REFÚGIO DIFÍCIL

O número de refugiados triplica. Sírios são maioria.

Em um intervalo de um ano, o número de concessões de refúgio para estrangeiros no Brasil aumentou três vezes. Em 2013, tiveram sinal verde do governo 651 pessoas. Em 2014, as fronteiras se abriram para outros 2.320 refugiados. O aumento fica ainda mais evidente quando comparado às 199 concessões de 2012.

Sírios e angolanos são os que mais chegaram ao país, de acordo com o Comitê Nacional de Refugiados (Conare), vinculado à Secretaria Nacional de Justiça do Ministério da Justiça. Atualmente, o Brasil abriga 6.492 refugiados de mais de 80 países diferentes, além de outros 556 reassentados.

Dos refugiados, 1.739 são da Síria. Essa procura se deve a uma guerra civil que assombra o país desde 2011. O presidente, Bashar al-Assad, de uma minoria étnico-religiosa alauíta, tenta enfrentar uma rebelião armada que provocou um verdadeiro êxodo. O número de sírios refugiados em todo o mundo passa de 3 milhões, segundo a Agência das Nações Unidas para os Refugiados (Acnur).

Para agilizar o auxílio aos sírios, seguindo recomendação da Acnur, o Conare emitiu uma resolução que acelerou o processo de reconhecimento de cidadãos daquele país que pedem refúgio ao Brasil.

Mas o pedido por socorro não vem apenas da Síria. As solicitações de refúgio aumentaram de 1.138 no ano de 2011 para 8.302 em 2014. Muitas delas vêm de haitianos, que vivem no país mais pobre das Américas e enfrentam muitos problemas sociais, agravados pelo terremoto de janeiro de 2010. Além disso, outro fenômeno percebido pelo Conare foi o número expressivo de muçulmanos que apresentaram solicitação de refúgio.

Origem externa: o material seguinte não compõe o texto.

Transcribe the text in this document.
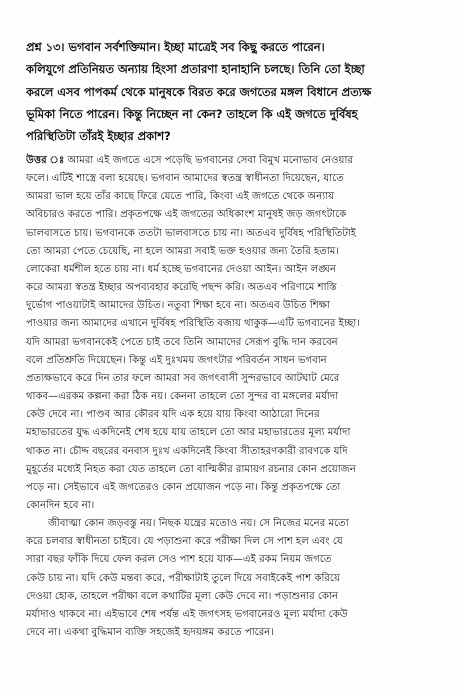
প্রশ্ন ১৩। ভগবান সর্বশক্তিমান। ইচ্ছা মাত্রেই সব কিছু করতে পারেন।
কলিযুগে প্রতিনিয়ত অন্যায় হিংসা প্রতারণা হানাহানি চলছে। তিনি তো ইচ্ছা
করলে এসব পাপকর্ম থেকে মানুষকে বিরত করে জগতের মঙ্গল বিধানে প্রত্যক্ষ
ভূমিকা নিতে পারেন। কিন্তু নিচ্ছেন না কেন? তাহলে কি এই জগতে দুর্বিষহ
পরিস্থিতিটা তাঁরই ইচ্ছার প্রকাশ?
উত্তর ঃ আমরা এই জগতে এসে পড়েছি ভগবানের সেবা বিমুখ মনোভাব নেওয়ার
ফলে। এটিই শাস্ত্রে বলা হয়েছে। ভগবান আমাদের স্বতন্ত্র স্বাধীনতা দিয়েছেন, যাতে
আমরা ভাল হয়ে তাঁর কাছে ফিরে যেতে পারি, কিংবা এই জগতে থেকে অন্যায়
অবিচারও করতে পারি। প্রকৃতপক্ষে এই জগতের অধিকাংশ মানুষই জড় জগৎটাকে
ভালবাসতে চায়। ভগবানকে ততটা ভালবাসতে চায় না। অতএব দুর্বিষহ পরিস্থিতিটাই
তো আমরা পেতে চেয়েছি, না হলে আমরা সবাই ভক্ত হওয়ার জন্য তৈরি হতাম।
লোকেরা ধর্মশীল হতে চায় না। ধর্ম হচ্ছে ভগবানের দেওয়া আইন। আইন লঙ্ঘন
করে আমরা স্বতন্ত্র ইচ্ছার অপব্যবহার করেছি পছন্দ করি। অতএব পরিণামে শাস্তি
দুর্ভোগ পাওয়াটাই আমাদের উচিত। নতুবা শিক্ষা হবে না। অতএব উচিত শিক্ষা
পাওয়ার জন্য আমাদের এখানে দুর্বিষহ পরিস্থিতি বজায় থাকুক—এটি ভগবানের ইচ্ছা।
যদি আমরা ভগবানকেই পেতে চাই তবে তিনি আমাদের সেরূপ বুদ্ধি দান করবেন
বলে প্রতিশ্রুতি দিয়েছেন। কিন্তু এই দুঃখময় জগৎটার পরিবর্তন সাধন ভগবান
প্রত্যক্ষভাবে করে দিন তার ফলে আমরা সব জগৎবাসী সুন্দরভাবে আটঘাট মেরে
থাকব—এরকম কল্পনা করা ঠিক নয়। কেননা তাহলে তো সুন্দর বা মঙ্গলের মর্যাদা
কেউ দেবে না। পাণ্ডব আর কৌরব যদি এক হয়ে যায় কিংবা আঠারো দিনের
মহাভারতের যুদ্ধ একদিনেই শেষ হয়ে যায় তাহলে তো আর মহাভারতের মূল্য মর্যাদা
থাকত না। চৌদ্দ বছরের বনবাস দুঃখ একদিনেই কিংবা সীতাহরণকারী রাবণকে যদি
মুহূর্তের মধ্যেই নিহত করা যেত তাহলে তো বাল্মিকীর রামায়ণ রচনার কোন প্রয়োজন
পড়ে না। সেইভাবে এই জগতেরও কোন প্রয়োজন পড়ে না। কিন্তু প্রকৃতপক্ষে তো
কোনদিন হবে না।
জীবাত্মা কোন জড়বস্তু নয়। নিছক যন্ত্রের মতোও নয়। সে নিজের মনের মতো
করে চলবার স্বাধীনতা চাইবে। যে পড়াশুনা করে পরীক্ষা দিল সে পাশ হল এবং যে
সারা বছর ফাঁকি দিয়ে ফেল করল সেও পাশ হয়ে যাক—এই রকম নিয়ম জগতে
কেউ চায় না। যদি কেউ মন্তব্য করে, পরীক্ষাটাই তুলে দিয়ে সবাইকেই পাশ করিয়ে
দেওয়া হোক, তাহলে পরীক্ষা বলে কথাটির মূল্য কেউ দেবে না। পড়াশুনার কোন
মর্যাদাও থাকবে না। এইভাবে শেষ পর্যন্ত এই জগৎসহ ভগবানেরও মূল্য মর্যাদা কেউ
দেবে না। একথা বুদ্ধিমান ব্যক্তি সহজেই হৃদয়ঙ্গম করতে পারেন।
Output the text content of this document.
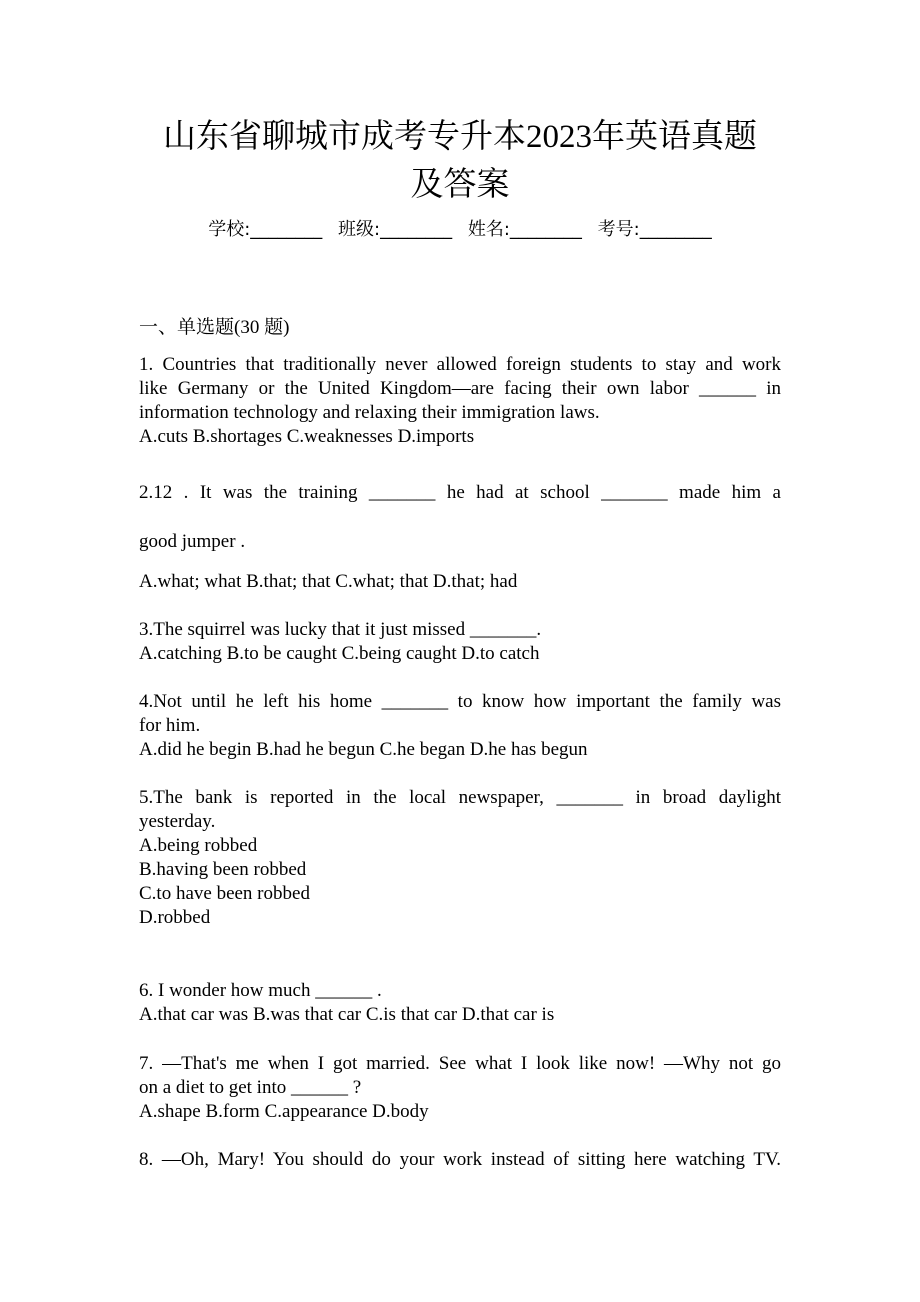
山东省聊城市成考专升本2023年英语真题
及答案
学校:________ 班级:________ 姓名:________ 考号:________
一、单选题(30 题)
1. Countries that traditionally never allowed foreign students to stay and work
like Germany or the United Kingdom—are facing their own labor ______ in
information technology and relaxing their immigration laws.
A.cuts B.shortages C.weaknesses D.imports
2.12 . It was the training _______ he had at school _______ made him a
good jumper .
A.what; what B.that; that C.what; that D.that; had
3.The squirrel was lucky that it just missed _______.
A.catching B.to be caught C.being caught D.to catch
4.Not until he left his home _______ to know how important the family was
for him.
A.did he begin B.had he begun C.he began D.he has begun
5.The bank is reported in the local newspaper, _______ in broad daylight
yesterday.
A.being robbed
B.having been robbed
C.to have been robbed
D.robbed
6. I wonder how much ______ .
A.that car was B.was that car C.is that car D.that car is
7. —That's me when I got married. See what I look like now! —Why not go
on a diet to get into ______ ?
A.shape B.form C.appearance D.body
8. —Oh, Mary! You should do your work instead of sitting here watching TV.
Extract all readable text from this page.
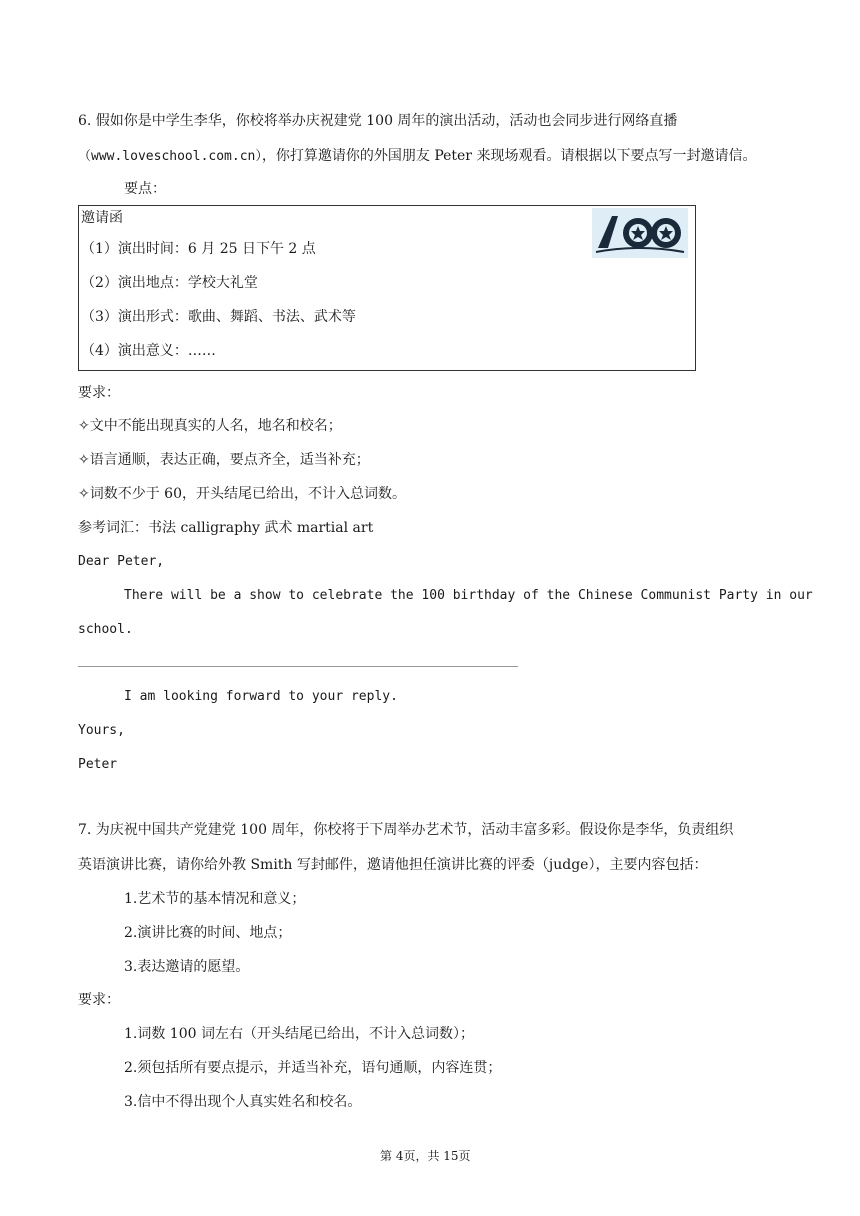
6. 假如你是中学生李华，你校将举办庆祝建党 100 周年的演出活动，活动也会同步进行网络直播
（www.loveschool.com.cn），你打算邀请你的外国朋友 Peter 来现场观看。请根据以下要点写一封邀请信。
要点：
邀请函
（1）演出时间：6 月 25 日下午 2 点
（2）演出地点：学校大礼堂
（3）演出形式：歌曲、舞蹈、书法、武术等
（4）演出意义：……
要求：
✧文中不能出现真实的人名，地名和校名；
✧语言通顺，表达正确，要点齐全，适当补充；
✧词数不少于 60，开头结尾已给出，不计入总词数。
参考词汇：书法 calligraphy 武术 martial art
Dear Peter,
There will be a show to celebrate the 100 birthday of the Chinese Communist Party in our
school.
I am looking forward to your reply.
Yours,
Peter
7. 为庆祝中国共产党建党 100 周年，你校将于下周举办艺术节，活动丰富多彩。假设你是李华，负责组织
英语演讲比赛，请你给外教 Smith 写封邮件，邀请他担任演讲比赛的评委（judge），主要内容包括：
1.艺术节的基本情况和意义；
2.演讲比赛的时间、地点；
3.表达邀请的愿望。
要求：
1.词数 100 词左右（开头结尾已给出，不计入总词数）；
2.须包括所有要点提示，并适当补充，语句通顺，内容连贯；
3.信中不得出现个人真实姓名和校名。
第 4页，共 15页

Embora o número de refugiados tenha crescido no Brasil nos últimos anos, ainda é considerado muito baixo, tanto em números absolutos como em relação à população do país. O Brasil recebe menos refugiados do que o Equador, por exemplo. De acordo com o doutor em Ciência Política da Universidade Federal do Rio Grande do Sul, Rodrigo González, esse aumento recente está relacionado à exposição do país no cenário internacional e a compromissos regionais.

Dificuldades

A busca por guarida no Brasil nem sempre parte de estrangeiros que se enquadram na categoria de refugiados. Conforme González, uma parte chega ao país em condição de imigrante irregular, de nações com situação difícil.

“A condição de refugiado é exclusiva para quem foge de alguma perseguição provocada por guerra ou conflito religioso. A imigração por motivações econômicas, como a pobreza, por mais trágica que seja, não garante a condição de refugiado”, esclarece.

Muitos vêm ao Brasil buscando melhores condições de vida. A maioria dos haitianos, por exemplo, não são refugiados. Eles tiveram a concessão de um visto especial, denominado ‘visto humanitário’ para poder obter autorização de trabalho; o que é diferente.

Destinos como os Estados Unidos e a Europa também são procurados por eles, mas a proximidade do Brasil e as dificuldades administrativas  e securitárias encontradas nesses dois continentes acabam determinando o Brasil como destino.

Porém, mesmo aqueles que desembarca aqui com as condições necessárias para obter o refúgio sofrem com a burocracia na política de concessões, embora o Conare tenha tomado medidas para facilitá-lo. Os recursos para apoiar os refugiados também são escassos, já que não oferecem acesso a programas sociais do governo, como o Minha Casa, Minha Vida e o Bolsa-Família.

A legislação arcaica sobre o tema vem do tempo da ditadura militar, baseada na ideologia de segurança nacional, que via o estrangeiro como uma ameaça. “A encruzilhada do Brasil é saber se vai se comprometer mais profundamente, recebendo um número maior de refugiados, com condições para tal, ou vai manter a posição atual, muito mais simbólica do que prática”, finaliza González.

O refugiado é definido pela Convenção de Refugiados da Organização das Nações Unidas como quem, em razão de fundados temores de perseguição devido a sua raça, religião, nacionalidade, associação a determinado grupo social ou opinião política, encontra-se fora de seu país de origem e que, por causa desses temores, não pode ou não quer regressar ao seu Estado.